Abdullah Mohammad, husband and father, on the other hand is having difficulty with Canadian life. He doesn’t know what kind of job he wants. Stuck at home, he feels he is losing control, especially moral authority. He rails against Canadian customs like Halloween, teen dances and the Santa Clause parade. He is scandalized by the way girls dress. He feels happy that they are safe in Canada but feels they were “forced to be here”.
Furthermore, he stays at home taking care of the four children and helps in the kitchen, because his wife is out with the therapy group and her studies. “Sometimes I feel weak doing these things. It’s a woman’s job,” he states categorically. It is a loss of power. Many of his fellow male refugees feel the same way and turn bitter for having had to come.
Everything came to a head when Bayan wanted to go to the Island school, a grade eight tradition in Toronto, with her classmates. Her father put his foot down and forbid his daughter from going.
In the end, there are two areas of contention: language and customs. Bayan now attends an Islamic school on Sundays, studying written Arabic, verses of the Quran and Islamic values. She resists but she will be wearing a head scarf. When she is in university (and she will go to university) she will not be allowed to go on an unescorted date. These have caused bitter battles behind closed doors.
All this to say, the entire situation reminds me of the Issei experience. Living in Canada, they experienced a loss of power as well. Parents forced their Nisei children to take language lessons six days a week. The Nisei in turn forced their children to take Japanese lessons once or twice a week. It was important for the Issei to be able to communicate with their children. Nisei felt it would be good for the Sansei to learn another language other than French, mainly so the Sansei could talk to their grandparents. Didn’t happen for the most part.
Many Issei brought the Buddhist church to Canada because it was more “Japanese”. Traditions like Oshogatsu and Obon were observed. The Issei tried to instill in their children and grandchildren the value of Japanese customs like giri and on. For the most part it worked. Shame is the biggest sin. I met a Sansei woman in a doctor’s office recently. We got to chatting and she told me about her neighbourhood. Whenever she mentioned Peter Mansbridge’s name, her voice fell to a whisper. I found this curious until I realized she didn’t want anyone who happened to be listening to think she was bragging about a famous neighbour. So Nikkei.

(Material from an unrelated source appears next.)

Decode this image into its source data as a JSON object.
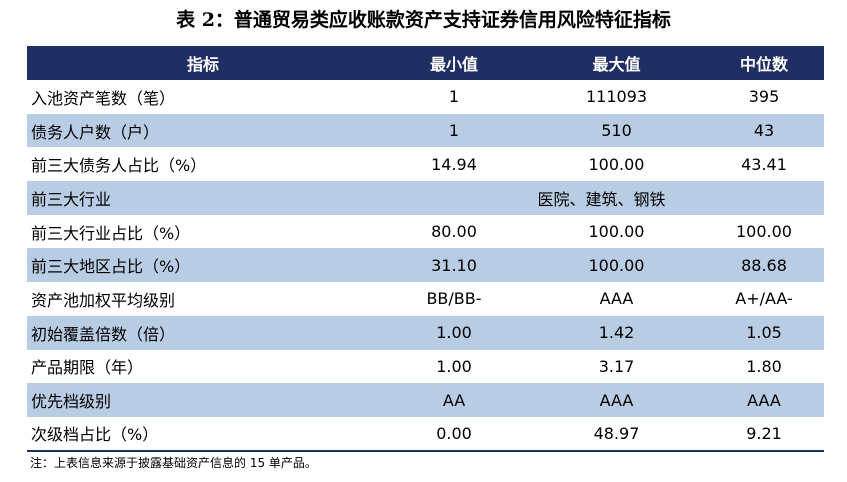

I understand the Mohammads’ predicament. I went through it myself. Truly all children rebel against their parents and their ways, but in the case of immigrant families, there is the push/pull of home and homeland customs and traditions. Nisei definitely pushed back when it came to things like building a new church in Toronto, the location of the Japanese Canadian Cultural Centre and the direction of various organizations. Sansei did the same when it came to dress, music and “life style”. I certainly have sympathy for Bayan and her parents, the new Issei and Nisei. I only hope Bayan understands all sides of the issue when she matures and appreciates what her parents tried to do for her. She will also have to contend with her own children’s complaints, the new Sansei.